When I first read Robinson’s 1895 edition—perhaps twenty years ago—I marveled at the modernity of his plant palette juxtaposed against his archaic writing style. The preface’s first paragraph encompasses only one sentence—of eighty-eight words. (Wait…I know I saw a verb here somewhere!) As a student of the essay form, I enjoyed the challenge of finding his point, but I can imagine that modern readers may find daunting this mode of sentence structure, with its labyrinthine tangents.

Like me and many of my contemporaries, Robinson loved to use clematis to knit the garden together. Hardly a chapter of The Wild Garden goes by without their mention. This may explain why I fought my way through the convolutions and contortions so many years ago.

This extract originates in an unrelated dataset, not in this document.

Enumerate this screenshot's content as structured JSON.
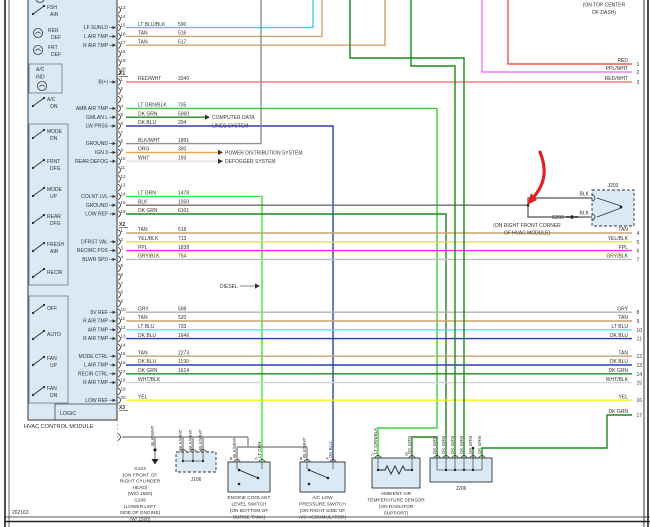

Timber Press could not have chosen better than to invite Rick Darke to prepare new readers for Robinson’s style and to paraphrase Robinson’s message in the modern vernacular. If Darke, with his lyrical words and translucent photography, can soften the heart of a monocot-phobic chauvinist like me—in his book, The Encyclopedia of Grasses for Livable Landscapes (Timber Press 2007)—imagine what he can do to introduce new generations to the wonders of Robinson’s plant ethos.

When today’s twenty-somethings are ready to expand from vegetables to ornamentals, they will find Darke has updated this masterwork for them. The Wild Garden is not about returning gardens to wilderness, which is impossible, anyway, for most of us; it is about allowing a casual, naturalistic, easy-to-preserve sensibility be our guide for planting decisions. Ornamental gardening is, and always has been, about putting the simplest plant combinations together in our garden’s microclimates for maximum effect. It has been repeated many times since 1895: put the right plant in the right place.

In his new opening chapters, Darke introduces us to Robinson’s themes, pointing out that they lead us to embrace a studied sustainability, still espoused by modern gardeners, that was iconoclastic and highly influential during Robinson’s life. Darke’s photography brings us Robinson’s Gravetye Manor as it exists today-still a private garden. The manor house is now a hotel and the grounds are completely accessible only for guests. The original editions of The Wild Garden were illustrated with charming, but not particularly edifying, drawings in pen and ink by Alfred Parsons. Darke’s new photographs enhance the original text just as faithfully. The garden remains vibrant and true to its creator’s intentions, a tremendous testament to the timeless resonance of the Robinson message.

While there may be nothing new under the sun, the compulsion to create gardens never wanes. Thanks to Rick Darke and Timber Press, the original clarion call of The Wild Garden stands ready to be heard again, enlightening a new generation of gardeners as they approach sustainable ornamental gardening.